The Real-Estate Market Still Stinks, but Some Housing Stocks May Be Tempting
Even though drywall sales are impacted by trends in home construction, Morningstar analyst Parrish Glover noted that last year, "40 percent of sales industrywide were for repairs and remodeling."
Bruce Berkowitz, comanager of the Fairholme Fund, another deep value-oriented fund, says he too is willing "to consider housing-related companies as their prices have started to come down—but only certain ones."
Like Rogers, Berkowitz has been buying shares of Mohawk Industries, which is one of two leading players in the $25 billion flooring-products market. (The other is Shaw Industries, which is owned outright by Warren Buffett's Berkshire Hathaway.)

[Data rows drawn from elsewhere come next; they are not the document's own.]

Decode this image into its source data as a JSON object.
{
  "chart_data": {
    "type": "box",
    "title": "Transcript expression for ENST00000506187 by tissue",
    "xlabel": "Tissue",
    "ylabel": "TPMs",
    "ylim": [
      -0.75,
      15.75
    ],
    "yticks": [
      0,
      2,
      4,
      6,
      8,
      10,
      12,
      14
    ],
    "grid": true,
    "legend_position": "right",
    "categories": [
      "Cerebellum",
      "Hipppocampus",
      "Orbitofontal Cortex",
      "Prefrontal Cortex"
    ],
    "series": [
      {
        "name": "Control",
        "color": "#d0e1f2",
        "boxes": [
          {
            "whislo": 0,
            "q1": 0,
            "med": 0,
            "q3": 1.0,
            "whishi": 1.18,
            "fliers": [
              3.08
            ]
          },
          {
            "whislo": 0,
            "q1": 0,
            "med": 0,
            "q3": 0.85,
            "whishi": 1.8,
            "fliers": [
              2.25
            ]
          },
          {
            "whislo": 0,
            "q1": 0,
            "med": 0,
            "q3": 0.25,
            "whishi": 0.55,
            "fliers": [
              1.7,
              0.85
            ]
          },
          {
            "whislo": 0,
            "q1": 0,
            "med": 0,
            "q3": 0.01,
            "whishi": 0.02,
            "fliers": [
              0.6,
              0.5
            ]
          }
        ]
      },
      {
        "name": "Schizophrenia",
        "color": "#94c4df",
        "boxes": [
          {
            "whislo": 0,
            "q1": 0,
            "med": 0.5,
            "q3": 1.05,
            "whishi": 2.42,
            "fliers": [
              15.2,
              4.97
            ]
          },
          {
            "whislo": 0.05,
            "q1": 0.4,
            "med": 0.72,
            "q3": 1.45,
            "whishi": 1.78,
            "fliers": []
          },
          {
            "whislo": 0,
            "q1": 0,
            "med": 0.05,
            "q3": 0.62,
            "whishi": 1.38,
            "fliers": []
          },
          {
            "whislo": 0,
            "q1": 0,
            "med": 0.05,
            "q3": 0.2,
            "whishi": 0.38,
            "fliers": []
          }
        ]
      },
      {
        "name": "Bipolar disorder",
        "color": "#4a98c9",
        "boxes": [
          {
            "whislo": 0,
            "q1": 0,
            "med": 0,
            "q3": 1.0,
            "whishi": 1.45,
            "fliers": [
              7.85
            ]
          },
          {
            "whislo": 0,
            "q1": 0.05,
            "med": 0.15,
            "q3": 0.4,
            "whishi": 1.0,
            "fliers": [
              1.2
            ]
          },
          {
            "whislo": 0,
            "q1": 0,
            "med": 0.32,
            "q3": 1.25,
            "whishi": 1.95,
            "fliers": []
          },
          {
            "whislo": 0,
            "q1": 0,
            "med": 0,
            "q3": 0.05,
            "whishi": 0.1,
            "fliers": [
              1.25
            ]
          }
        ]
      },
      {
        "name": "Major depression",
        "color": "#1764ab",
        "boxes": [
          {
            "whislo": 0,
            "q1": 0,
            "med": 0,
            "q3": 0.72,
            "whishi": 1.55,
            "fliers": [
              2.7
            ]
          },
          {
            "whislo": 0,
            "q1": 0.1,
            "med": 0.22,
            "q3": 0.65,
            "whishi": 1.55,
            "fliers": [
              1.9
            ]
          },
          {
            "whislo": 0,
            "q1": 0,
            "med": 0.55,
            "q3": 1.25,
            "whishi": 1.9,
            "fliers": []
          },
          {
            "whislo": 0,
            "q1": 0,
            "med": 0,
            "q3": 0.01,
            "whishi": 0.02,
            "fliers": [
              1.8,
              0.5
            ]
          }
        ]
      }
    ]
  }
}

Berkowitz says he has been eyeing Mohawk for quite some time. He noted that Mohawk is a high-quality company led by "a brilliant CEO" that generates a lot of cash. "And the stress in the residential housing market gave us an opportunity to step into the stock," he says.
Though Mohawk is affected by the slowdown in housing, Morningstar analyst John Kearney noted that it is diversified between the residential and commercial markets and that it has been growing its business through acquisitions.
Moreover, the majority of Mohawk's sales—60 percent—come from the so-called replacement market (in other words, home renovations and repairs) rather than from new construction. And Kearney notes that the replacement market has "historically shown its greatest strength when the new construction market softened."